At the counselor's office, Aundriana Gaston discusses possible summer school courses. Registration for summer school began April 6. "I took history over the summer because I wanted to get ahead, so in my last year of high school, I could take college classes," junior Aundriana Gaston said.
Photo Credit: Acel Soriano
“I’m taking summer school so that I can have an extra elective and still be able to take French II and finish my foreign language credit and be able to take another class that I am interested in,” freshman Francisco Mandal said.
Students can register for the first session (June 15-July 2) or second session (July 6-July 23) by scheduling an appointment with their counselor. Registration will not be permitted after the summer sessions have commenced.
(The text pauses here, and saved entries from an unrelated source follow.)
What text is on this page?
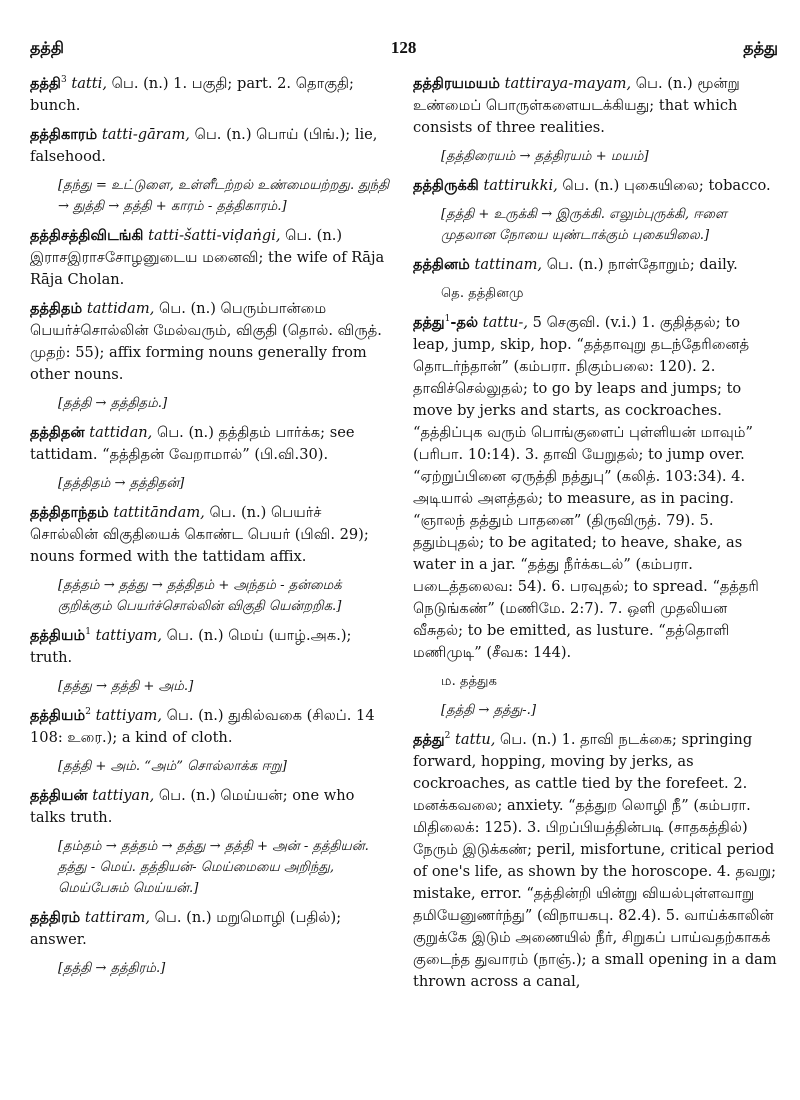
தத்தி	128	தத்து

தத்தி$^3$ tatti, பெ. (n.) 1. பகுதி; part. 2. தொகுதி; bunch.

தத்திகாரம் tatti-gāram, பெ. (n.) பொய் (பிங்.); lie, falsehood.

[தந்து = உட்டுளை, உள்ளீடற்றல் உண்மையற்றது. துந்தி → துத்தி → தத்தி + காரம் - தத்திகாரம்.]

தத்திசத்திவிடங்கி tatti-šatti-viḍaṅgi, பெ. (n.) இராசஇராசசோழனுடைய மனைவி; the wife of Rāja Rāja Cholan.

தத்திதம் tattidam, பெ. (n.) பெரும்பான்மை பெயர்ச்சொல்லின் மேல்வரும், விகுதி (தொல். விருத். முதற்: 55); affix forming nouns generally from other nouns.

[தத்தி → தத்திதம்.]

தத்திதன் tattidan, பெ. (n.) தத்திதம் பார்க்க; see tattidam. “தத்திதன் வேறாமால்” (பி.வி.30).

[தத்திதம் → தத்திதன்]

தத்திதாந்தம் tattitāndam, பெ. (n.) பெயர்ச் சொல்லின் விகுதியைக் கொண்ட பெயர் (பிவி. 29); nouns formed with the tattidam affix.

[தத்தம் → தத்து → தத்திதம் + அந்தம் - தன்மைக் குறிக்கும் பெயர்ச்சொல்லின் விகுதி யென்றறிக.]

தத்தியம்$^1$ tattiyam, பெ. (n.) மெய் (யாழ்.அக.); truth.

[தத்து → தத்தி + அம்.]

தத்தியம்$^2$ tattiyam, பெ. (n.) துகில்வகை (சிலப். 14 108: உரை.); a kind of cloth.

[தத்தி + அம். “அம்” சொல்லாக்க ஈறு]

தத்தியன் tattiyan, பெ. (n.) மெய்யன்; one who talks truth.

[தம்தம் → தத்தம் → தத்து → தத்தி + அன் - தத்தியன். தத்து - மெய். தத்தியன்- மெய்மையை அறிந்து, மெய்பேசும் மெய்யன்.]

தத்திரம் tattiram, பெ. (n.) மறுமொழி (பதில்); answer.

[தத்தி → தத்திரம்.]

தத்திரயமயம் tattiraya-mayam, பெ. (n.) மூன்று உண்மைப் பொருள்களையடக்கியது; that which consists of three realities.

[தத்திரையம் → தத்திரயம் + மயம்]

தத்திருக்கி tattirukki, பெ. (n.) புகையிலை; tobacco.

[தத்தி + உருக்கி → இருக்கி. எலும்புருக்கி, ஈளை முதலான நோயை யுண்டாக்கும் புகையிலை.]

தத்தினம் tattinam, பெ. (n.) நாள்தோறும்; daily.

தெ. தத்தினமு

தத்து$^1$-தல் tattu-, 5 செகுவி. (v.i.) 1. குதித்தல்; to leap, jump, skip, hop. “தத்தாவுறு தடந்தேரினைத் தொடர்ந்தான்” (கம்பரா. நிகும்பலை: 120). 2. தாவிச்செல்லுதல்; to go by leaps and jumps; to move by jerks and starts, as cockroaches. “தத்திப்புக வரும் பொங்குளைப் புள்ளியன் மாவும்” (பரிபா. 10:14). 3. தாவி யேறுதல்; to jump over. “ஏற்றுப்பினை ஏருத்தி நத்துபு” (கலித். 103:34). 4. அடியால் அளத்தல்; to measure, as in pacing. “ஞாலந் தத்தும் பாதனை” (திருவிருத். 79). 5. ததும்புதல்; to be agitated; to heave, shake, as water in a jar. “தத்து நீர்க்கடல்” (கம்பரா. படைத்தலைவ: 54). 6. பரவுதல்; to spread. “தத்தரி நெடுங்கண்” (மணிமே. 2:7). 7. ஒளி முதலியன வீசுதல்; to be emitted, as lusture. “தத்தொளி மணிமுடி” (சீவக: 144).

ம. தத்துக

[தத்தி → தத்து-.]

தத்து$^2$ tattu, பெ. (n.) 1. தாவி நடக்கை; springing forward, hopping, moving by jerks, as cockroaches, as cattle tied by the forefeet. 2. மனக்கவலை; anxiety. “தத்துற லொழி நீ” (கம்பரா. மிதிலைக்: 125). 3. பிறப்பியத்தின்படி (சாதகத்தில்) நேரும் இடுக்கண்; peril, misfortune, critical period of one's life, as shown by the horoscope. 4. தவறு; mistake, error. “தத்தின்றி யின்று வியல்புள்ளவாறு தமியேனுணர்ந்து” (விநாயகபு. 82.4). 5. வாய்க்காலின் குறுக்கே இடும் அணையில் நீர், சிறுகப் பாய்வதற்காகக் குடைந்த துவாரம் (நாஞ்.); a small opening in a dam thrown across a canal,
“Summer school is beneficial for students that have taken a class already and don’t feel as if they grasped the content as well as they would like. By retaking a course, it can help a student understand the concepts better. Also, summer school is a good option for students who want to replace a grade in a class,” Lead Counselor Paige DeSantis said.
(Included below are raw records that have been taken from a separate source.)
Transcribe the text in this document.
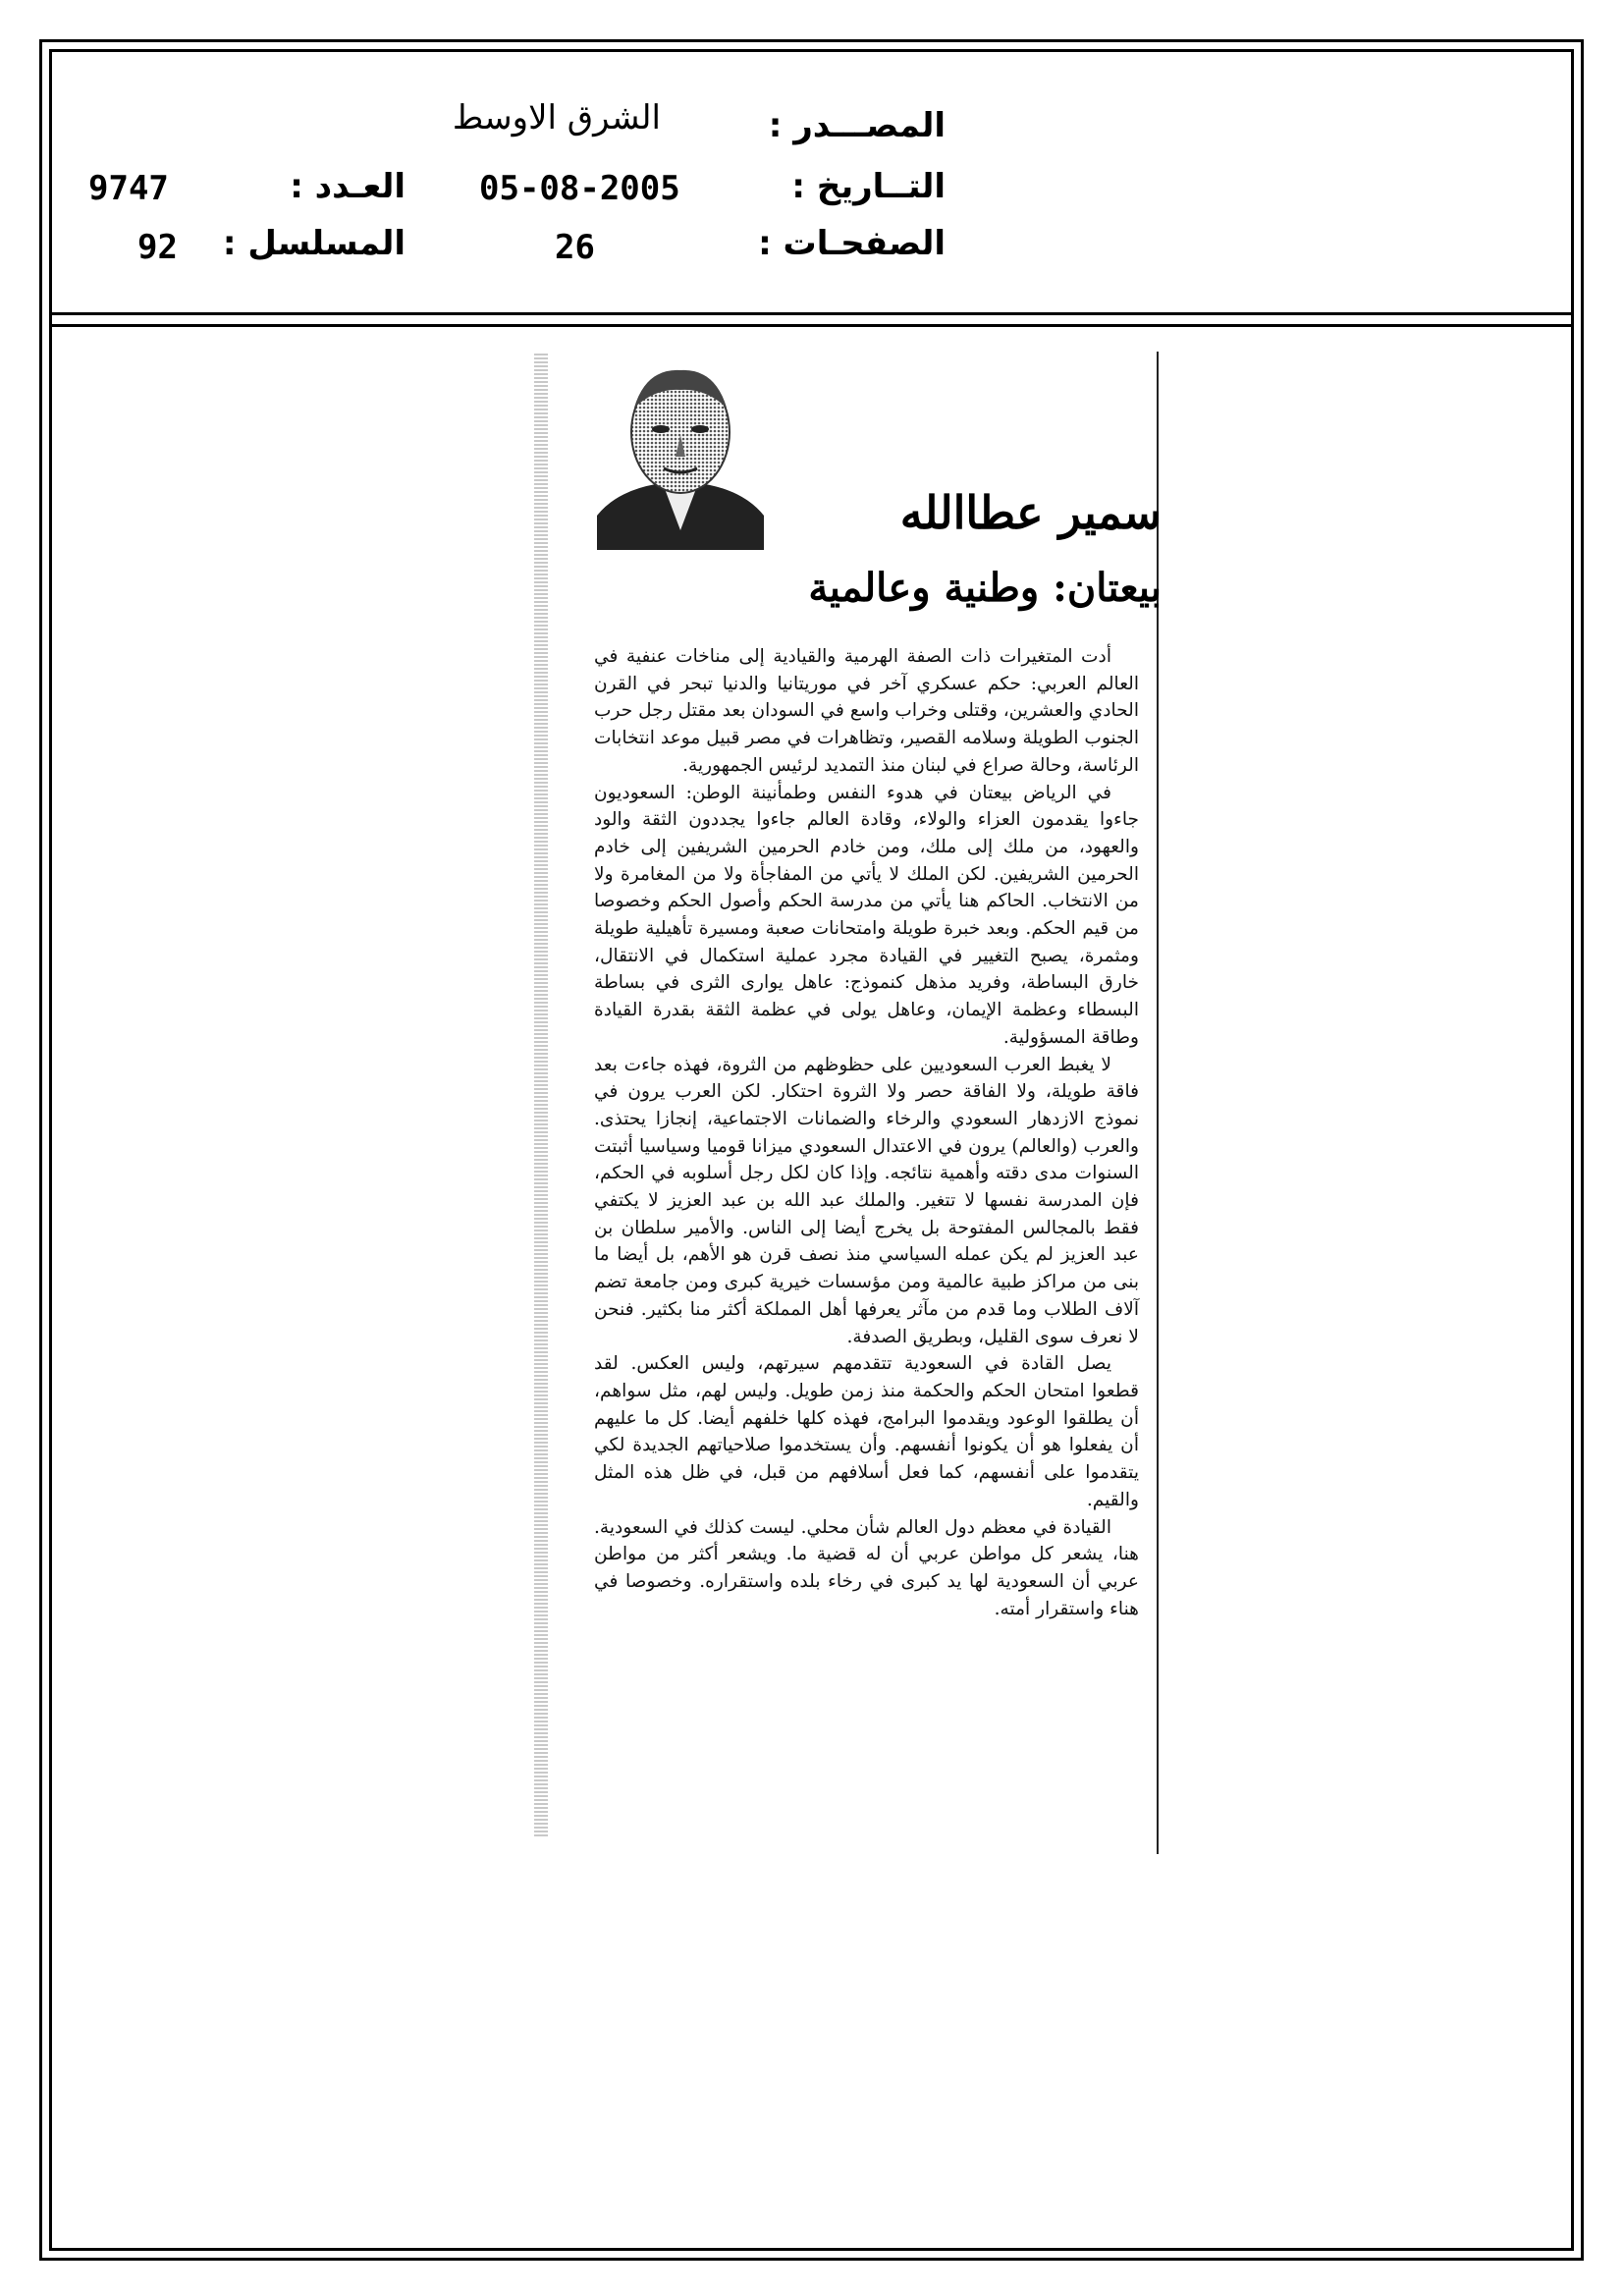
المصـــدر :
الشرق الاوسط
التــاريخ :
05-08-2005
الصفحـات :
26
العـدد :
9747
المسلسل :
92
سمير عطاالله
بيعتان: وطنية وعالمية

أدت المتغيرات ذات الصفة الهرمية والقيادية إلى مناخات عنفية في العالم العربي: حكم عسكري آخر في موريتانيا والدنيا تبحر في القرن الحادي والعشرين، وقتلى وخراب واسع في السودان بعد مقتل رجل حرب الجنوب الطويلة وسلامه القصير، وتظاهرات في مصر قبيل موعد انتخابات الرئاسة، وحالة صراع في لبنان منذ التمديد لرئيس الجمهورية.

في الرياض بيعتان في هدوء النفس وطمأنينة الوطن: السعوديون جاءوا يقدمون العزاء والولاء، وقادة العالم جاءوا يجددون الثقة والود والعهود، من ملك إلى ملك، ومن خادم الحرمين الشريفين إلى خادم الحرمين الشريفين. لكن الملك لا يأتي من المفاجأة ولا من المغامرة ولا من الانتخاب. الحاكم هنا يأتي من مدرسة الحكم وأصول الحكم وخصوصا من قيم الحكم. وبعد خبرة طويلة وامتحانات صعبة ومسيرة تأهيلية طويلة ومثمرة، يصبح التغيير في القيادة مجرد عملية استكمال في الانتقال، خارق البساطة، وفريد مذهل كنموذج: عاهل يوارى الثرى في بساطة البسطاء وعظمة الإيمان، وعاهل يولى في عظمة الثقة بقدرة القيادة وطاقة المسؤولية.

لا يغبط العرب السعوديين على حظوظهم من الثروة، فهذه جاءت بعد فاقة طويلة، ولا الفاقة حصر ولا الثروة احتكار. لكن العرب يرون في نموذج الازدهار السعودي والرخاء والضمانات الاجتماعية، إنجازا يحتذى. والعرب (والعالم) يرون في الاعتدال السعودي ميزانا قوميا وسياسيا أثبتت السنوات مدى دقته وأهمية نتائجه. وإذا كان لكل رجل أسلوبه في الحكم، فإن المدرسة نفسها لا تتغير. والملك عبد الله بن عبد العزيز لا يكتفي فقط بالمجالس المفتوحة بل يخرج أيضا إلى الناس. والأمير سلطان بن عبد العزيز لم يكن عمله السياسي منذ نصف قرن هو الأهم، بل أيضا ما بنى من مراكز طبية عالمية ومن مؤسسات خيرية كبرى ومن جامعة تضم آلاف الطلاب وما قدم من مآثر يعرفها أهل المملكة أكثر منا بكثير. فنحن لا نعرف سوى القليل، وبطريق الصدفة.

يصل القادة في السعودية تتقدمهم سيرتهم، وليس العكس. لقد قطعوا امتحان الحكم والحكمة منذ زمن طويل. وليس لهم، مثل سواهم، أن يطلقوا الوعود ويقدموا البرامج، فهذه كلها خلفهم أيضا. كل ما عليهم أن يفعلوا هو أن يكونوا أنفسهم. وأن يستخدموا صلاحياتهم الجديدة لكي يتقدموا على أنفسهم، كما فعل أسلافهم من قبل، في ظل هذه المثل والقيم.

القيادة في معظم دول العالم شأن محلي. ليست كذلك في السعودية. هنا، يشعر كل مواطن عربي أن له قضية ما. ويشعر أكثر من مواطن عربي أن السعودية لها يد كبرى في رخاء بلده واستقراره. وخصوصا في هناء واستقرار أمته.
“I think it’s [summer school] a great opportunity to make up for classes you regret not taking,” freshman Matthew Le said.
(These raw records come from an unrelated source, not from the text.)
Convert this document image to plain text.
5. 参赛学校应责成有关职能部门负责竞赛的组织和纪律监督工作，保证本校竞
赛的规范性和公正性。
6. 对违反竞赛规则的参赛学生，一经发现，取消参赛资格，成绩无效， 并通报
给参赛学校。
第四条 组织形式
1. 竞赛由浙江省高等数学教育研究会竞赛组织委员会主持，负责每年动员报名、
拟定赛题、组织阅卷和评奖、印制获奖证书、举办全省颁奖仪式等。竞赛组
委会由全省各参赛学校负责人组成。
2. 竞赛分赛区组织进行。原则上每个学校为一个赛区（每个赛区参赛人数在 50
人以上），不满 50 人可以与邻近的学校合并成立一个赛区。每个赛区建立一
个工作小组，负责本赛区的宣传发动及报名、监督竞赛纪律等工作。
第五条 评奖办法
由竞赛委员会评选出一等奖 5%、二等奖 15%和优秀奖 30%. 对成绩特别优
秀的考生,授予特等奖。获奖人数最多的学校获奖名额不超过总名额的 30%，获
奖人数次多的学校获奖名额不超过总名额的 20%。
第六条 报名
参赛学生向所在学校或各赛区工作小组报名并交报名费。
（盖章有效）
Payment for late registration is due on June 10-11 for applicants to the first session and July 2-3 for the second session. Only cash will be accepted and openings for classes may be limited or closed.
“I actually prefer going to the school instead of going online because it gave me something to do over the summer. The schedule was easy and the teachers were nice, I just wish it wasn’t $200 for a full credit,” junior Marissa Villarosa said.
Additionally, the Nevada Learning Academy offers virtual summer school for students interested in taking their classes online. Both sessions for online summer school will be held from June 15-July 23.
“When I first took summer school online, I didn’t know that you were supposed to work on both semesters at the same time, but luckily I found that out before it was too late,” junior Jaime Sesgundo said.